The council gave support to “active efforts” of the Association of Southeast Asian Nations (ASEAN), which has scheduled a ministerial meeting later this month in Jakarta to seek a settlement, including a permanent ceasefire along the Thai-Cambodian border.

Some Security Council members had considered fresh Thai-Cambodian fighting near the 1,000-year-old Hindu Preah Vihear Temple a matter between the two countries and not an issue of international peace and security requiring its intervention. Both Thai and Cambodian foreign ministers, who appeared before the council in New York, agreed that ASEAN is the third party to mediate the conflict.

“The members of the UN Security Council expressed their grave concern about the recent armed clashes between Cambodia and Thailand,” Brazilian Ambassador Maria Luiza Ribeiro Viotti, the council president, said in a statement following the meeting.
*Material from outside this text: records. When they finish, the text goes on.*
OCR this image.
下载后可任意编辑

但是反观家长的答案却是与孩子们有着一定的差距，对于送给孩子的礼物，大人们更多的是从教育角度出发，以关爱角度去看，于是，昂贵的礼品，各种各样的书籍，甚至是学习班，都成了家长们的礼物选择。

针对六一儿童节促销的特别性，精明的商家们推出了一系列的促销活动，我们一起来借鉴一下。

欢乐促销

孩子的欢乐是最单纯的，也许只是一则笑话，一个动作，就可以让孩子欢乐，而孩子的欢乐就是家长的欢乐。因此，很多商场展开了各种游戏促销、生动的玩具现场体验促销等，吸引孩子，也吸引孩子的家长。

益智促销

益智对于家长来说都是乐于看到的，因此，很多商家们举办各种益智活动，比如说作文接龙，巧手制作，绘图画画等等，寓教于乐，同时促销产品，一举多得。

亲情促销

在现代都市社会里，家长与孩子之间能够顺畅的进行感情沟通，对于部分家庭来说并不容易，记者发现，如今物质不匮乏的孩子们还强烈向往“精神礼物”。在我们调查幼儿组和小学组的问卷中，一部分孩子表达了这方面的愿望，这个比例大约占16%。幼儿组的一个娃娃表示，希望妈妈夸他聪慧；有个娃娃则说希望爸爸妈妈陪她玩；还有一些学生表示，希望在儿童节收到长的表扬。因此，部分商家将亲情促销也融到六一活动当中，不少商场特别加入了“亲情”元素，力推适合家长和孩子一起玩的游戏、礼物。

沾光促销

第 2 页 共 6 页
Viotti said the council called on both sides to exercise “maximum restraint and avoid any action that may aggravate the situation”.

“The members of the Security Council further urged the parties to establish a permanent ceasefire and to implement it fully and resolve the situation peacefully and through effective dialogue,” Viotti said.

She told reporters that the council meeting was aimed at supporting “bilateral and regional mediation efforts” rather than involving the council in the conflict resolution.

“The idea is to work in synergy with regional efforts, and right now regional effort is in full force,” Viotti said.

She noted that Thai and Cambodian officials each showed maps to the council to defend their cases and the geographical circumstances that had led to the fighting.

Indonesian Foreign Minister Marty Natalegawa told reporters that the council meeting gave him “much more optimism” than before he came to New York.

He said both Thai Foreign Minister Kasit Piromya and Cambodian Foreign Minister Hor Namhong had “loudly and clearly” voiced support for dialogue and a peaceful resolution during the closed-door meeting.

Natalegawa said there was “clear support” by council members and the two parties for dialogue, a permanent ceasefire and the ASEAN role in the conflict. He said currently the ceasefire is holding.

“The issue here is to extract a clear commitment from Thailand and Cambodia for a peaceful resolution,” Natalegawa said, indicating that the ASEAN meeting would put pressure on the two countries to accept a resolution. He said Kasit and Hor had “professed peaceful intent” before the council and that Jakarta should “flesh it out”.

Kasit told reporters at UN headquarters that his country and Cambodia have “so much in common” that they should resolve the conflict and move on. Thailand has provided development assistance to Cambodia and will continue to do so, he said.

“We did not shoot first – we responded,” Kasit said.

He denied that Thai troops had used cluster bombs against Cambodia.

But Hor Namhong accused Thailand of “aggression,” saying that military experts had evidence that cluster munitions were used, in violation of an international convention banning the practise.

Hor, who last week sent a letter demanding Security Council intervention in the fighting, said after the meeting that ASEAN will be the third-party mediator in the conflict.

The UN Educational, Scientific and Cultural Organization designated the Preah Vihear Temple a World Heritage site in 2008. The bone of contention remains the 4.6-square-km plot of land near the site, which is claimed by both Thailand and Cambodia.

The International Court of Justice ruled in 1962 that the temple belonged to Cambodia, but said nothing about the land. UNESCO’s decision to give international status to the temple in 2008 fuelled the dispute between the two countries.